A highly developed, free-market economy with a high per capita GDP characterises the Singapore of today. This was not always the case. In the 1960s, Singapore had a per capita GDP less than US$320. Now, it is one of the fastest-growing economies in the world with a per capita GDP of US$60,000. Despite it being a small country with few natural resources, Singapore is an economic powerhouse. By embracing globalisation, free-market capitalism, education, and pragmatic policies, the country has met its geographic disadvantages and become a leader in global commerce.
As a testament to the strength of its economy and political stability, Singapore is often referred to as the “Switzerland of the east”. Indeed in June 2018, US President Donald Trump and North Korean Chairman Kim Jong-Un selected Singapore as the venue for their historic first-ever meeting.
Patent system modernisation
Initially, Singapore operated a self-assessment patent system. In this system, patent applications that did not satisfy the patentability requirements could still be granted. The applicant decided to proceed to obtain a patent. As the Singapore economy has globalised, so too has its patent system.
On 14 February 2014, Singapore took the first step towards modernising its patent system by introducing legislation whereby only patent applications that satisfied patentability requirements could proceed to grant.
Overview of the patent system
An application for a standard patent with a term of 20 years may be filed under the Paris Convention and/or the Patent Cooperation Treaty (PCT). The deadline for National Phase Entry is 30 months from the earliest claimed priority date. There is a 12 month grace period for prior disclosure or sale of the invention by the inventor/applicant.
Methods of treatment of the human or animal body by surgery or therapy or of diagnosis or an Invention that may encourage offensive, immoral or anti-social behaviour is not patentable subject matter in Singapore.
Once filed, the patent application will undergo a formality examination and be published. The deadline to request search and/or examination is 36 months from the earliest claimed priority date. Currently, substantive examination by a Singaporean Patent Office examiner is optional and applicants may rely on search and examination reports established in other countries for corresponding applications that have already been allowed or granted. Deadlines to respond to office actions are non-extendible.
Payment of grant fees are due before 54 months have expired from the earliest claimed priority date. Renewals are subsequently due on the fifth anniversary of filing, and each anniversary thereafter.
ASPEC (ASEAN Patent Examination Cooperation)
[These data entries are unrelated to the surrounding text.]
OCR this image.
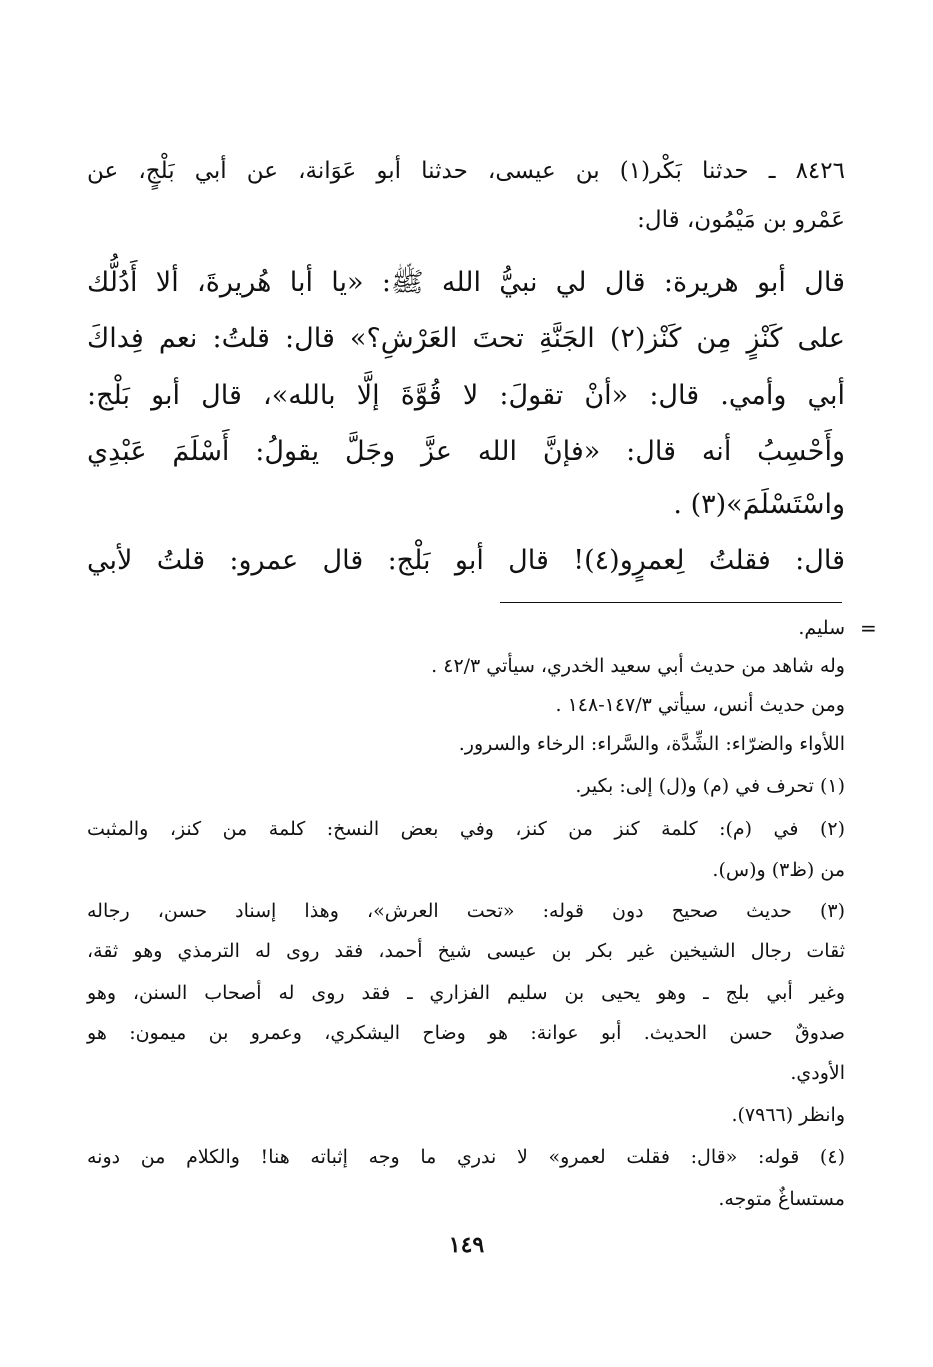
٨٤٢٦ ـ حدثنا بَكْر(١) بن عيسى، حدثنا أبو عَوَانة، عن أبي بَلْجٍ، عن
عَمْرو بن مَيْمُون، قال:
قال أبو هريرة: قال لي نبيُّ الله ﷺ: «يا أبا هُريرةَ، ألا أَدُلُّك
على كَنْزٍ مِن كَنْز(٢) الجَنَّةِ تحتَ العَرْشِ؟» قال: قلتُ: نعم فِداكَ
أبي وأمي. قال: «أنْ تقولَ: لا قُوَّةَ إلَّا بالله»، قال أبو بَلْج:
وأَحْسِبُ أنه قال: «فإنَّ الله عزَّ وجَلَّ يقولُ: أَسْلَمَ عَبْدِي
واسْتَسْلَمَ»(٣) .
قال: فقلتُ لِعمرٍو(٤)! قال أبو بَلْج: قال عمرو: قلتُ لأبي
=
سليم.
وله شاهد من حديث أبي سعيد الخدري، سيأتي ٤٢/٣ .
ومن حديث أنس، سيأتي ١٤٧/٣-١٤٨ .
اللأواء والضرّاء: الشِّدَّة، والسَّراء: الرخاء والسرور.
(١) تحرف في (م) و(ل) إلى: بكير.
(٢) في (م): كلمة كنز من كنز، وفي بعض النسخ: كلمة من كنز، والمثبت
من (ظ٣) و(س).
(٣) حديث صحيح دون قوله: «تحت العرش»، وهذا إسناد حسن، رجاله
ثقات رجال الشيخين غير بكر بن عيسى شيخ أحمد، فقد روى له الترمذي وهو ثقة،
وغير أبي بلج ـ وهو يحيى بن سليم الفزاري ـ فقد روى له أصحاب السنن، وهو
صدوقٌ حسن الحديث. أبو عوانة: هو وضاح اليشكري، وعمرو بن ميمون: هو
الأودي.
وانظر (٧٩٦٦).
(٤) قوله: «قال: فقلت لعمرو» لا ندري ما وجه إثباته هنا! والكلام من دونه
مستساغٌ متوجه.
١٤٩
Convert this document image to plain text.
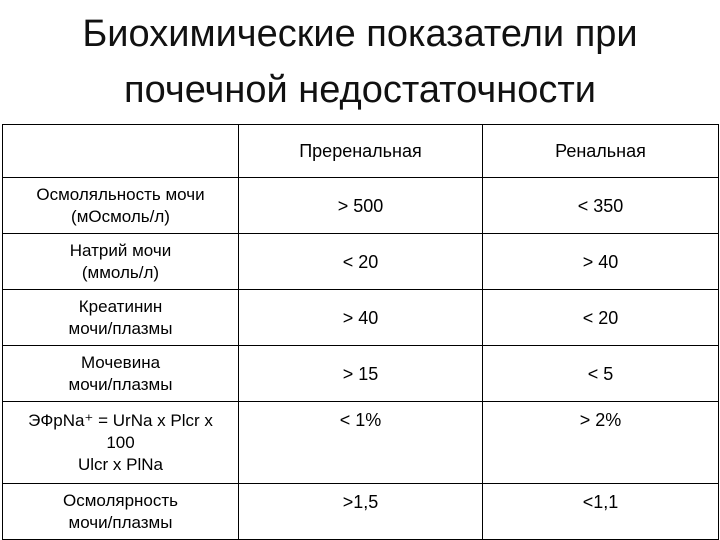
Биохимические показатели при
почечной недостаточности
	Преренальная	Ренальная

Осмоляльность мочи
(мОсмоль/л)	> 500	< 350

Натрий мочи
(ммоль/л)	< 20	> 40

Креатинин
мочи/плазмы	> 40	< 20

Мочевина
мочи/плазмы	> 15	< 5

ЭФрNa⁺ = UrNa x Plcr x
100
Ulcr x PlNa	< 1%	> 2%

Осмолярность
мочи/плазмы	>1,5	<1,1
ASPEC is a regional work sharing program amongst nine ASEAN member states - Brunei Darussalam, Cambodia, Indonesia, Laos, Malaysia, the Philippines, Singapore, Thailand and Vietnam. It is a fast-track process to achieve grant with cost savings being achieved by reduction of work amongst the IP offices and conduct of all proceedings in English. As an English speaking country and with a well-developed IP office, Singapore plays a prominent role in ASPEC prosecutions.
Singapore’s approach to the digital economy
To foster innovative growth in its already strong financial sector, a Fintech Fast Track initiative has been in place since April 2018. This program is designed expedite the patent application to patent grant process as a means to support commercialisation of underlying financial technology. This initiative was recently complemented with the launch in April 2019 of the Accelerated Initiative for Artificial Intelligence.
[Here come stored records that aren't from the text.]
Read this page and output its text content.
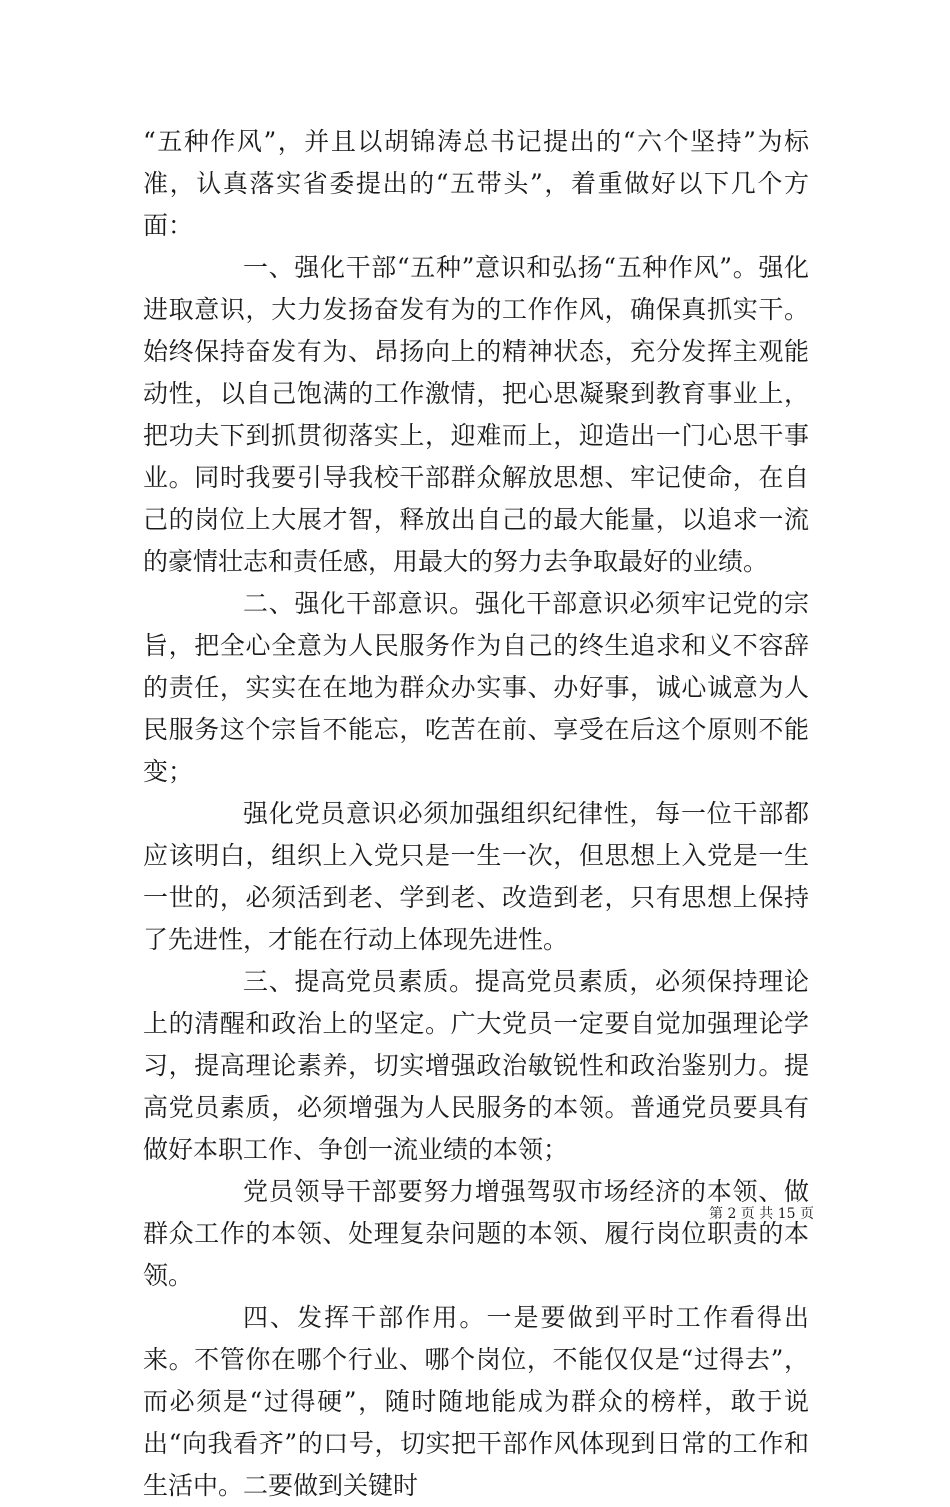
“五种作风”，并且以胡锦涛总书记提出的“六个坚持”为标准，认真落实省委提出的“五带头”，着重做好以下几个方面：

一、强化干部“五种”意识和弘扬“五种作风”。强化进取意识，大力发扬奋发有为的工作作风，确保真抓实干。始终保持奋发有为、昂扬向上的精神状态，充分发挥主观能动性，以自己饱满的工作激情，把心思凝聚到教育事业上，把功夫下到抓贯彻落实上，迎难而上，迎造出一门心思干事业。同时我要引导我校干部群众解放思想、牢记使命，在自己的岗位上大展才智，释放出自己的最大能量，以追求一流的豪情壮志和责任感，用最大的努力去争取最好的业绩。

二、强化干部意识。强化干部意识必须牢记党的宗旨，把全心全意为人民服务作为自己的终生追求和义不容辞的责任，实实在在地为群众办实事、办好事，诚心诚意为人民服务这个宗旨不能忘，吃苦在前、享受在后这个原则不能变；

强化党员意识必须加强组织纪律性，每一位干部都应该明白，组织上入党只是一生一次，但思想上入党是一生一世的，必须活到老、学到老、改造到老，只有思想上保持了先进性，才能在行动上体现先进性。

三、提高党员素质。提高党员素质，必须保持理论上的清醒和政治上的坚定。广大党员一定要自觉加强理论学习，提高理论素养，切实增强政治敏锐性和政治鉴别力。提高党员素质，必须增强为人民服务的本领。普通党员要具有做好本职工作、争创一流业绩的本领；

党员领导干部要努力增强驾驭市场经济的本领、做群众工作的本领、处理复杂问题的本领、履行岗位职责的本领。

四、发挥干部作用。一是要做到平时工作看得出来。不管你在哪个行业、哪个岗位，不能仅仅是“过得去”，而必须是“过得硬”，随时随地能成为群众的榜样，敢于说出“向我看齐”的口号，切实把干部作风体现到日常的工作和生活中。二要做到关键时

第 2 页 共 15 页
It has already been legislated that from 1 January 2020, it will no longer be possible to base examination and prosecution on the foreign route. That is, to directly rely on the allowance of a corresponding application in another country. An IPOS examiner will conduct all examination. Given that IPOS is a member of the GPPH program, it will still be possible to expedite examination based on the allowance of a corresponding foreign application.
It has been further proposed that the Patents Act be amended to positively allow the filing of third-party observations. Under these amendments, an examiner must consider such observations. By contrast, the current informal process carries no such obligation. Whilst such features already exist in many jurisdictions, we see this as evidence that Singapore is committed to ensuring the validity of granted patents.
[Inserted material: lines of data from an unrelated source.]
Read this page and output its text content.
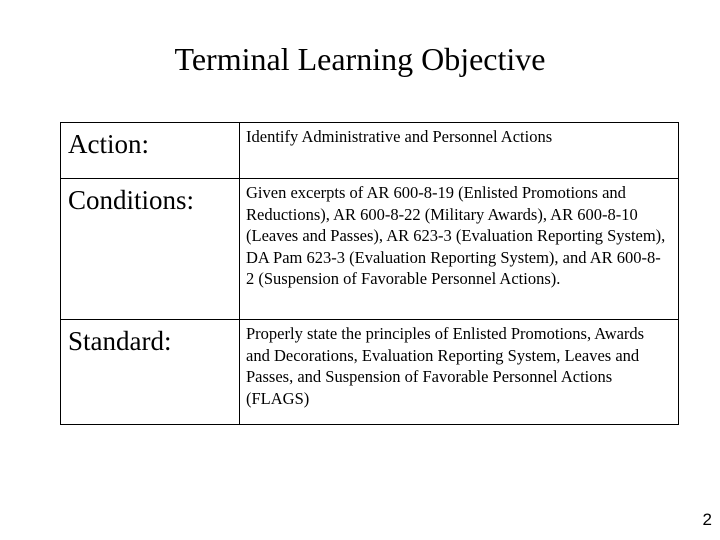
Terminal Learning Objective
Action:	Identify Administrative and Personnel Actions

Conditions:	Given excerpts of AR 600-8-19 (Enlisted Promotions and Reductions), AR 600-8-22 (Military Awards), AR 600-8-10 (Leaves and Passes), AR 623-3 (Evaluation Reporting System), DA Pam 623-3 (Evaluation Reporting System), and AR 600-8-2 (Suspension of Favorable Personnel Actions).

Standard:	Properly state the principles of Enlisted Promotions, Awards and Decorations, Evaluation Reporting System, Leaves and Passes, and Suspension of Favorable Personnel Actions (FLAGS)
2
As a member state of ASEAN and with the modernisation of its patent system, Singapore is well positioned to take a preeminent role in the management and potential integration of the other ASEAN member states. Indeed, we foresee the possibility of Singapore becoming the ASEAN equivalent of the European Patent Office (EPO). Such an outcome would not conflict with existing arrangements, for example, as and between the EPO and Cambodia whereby a European patent may be validated in Cambodia.
Noting the existence of ASPEC, it would seem an ideal platform for Singapore to develop an EPO style examination and grant process.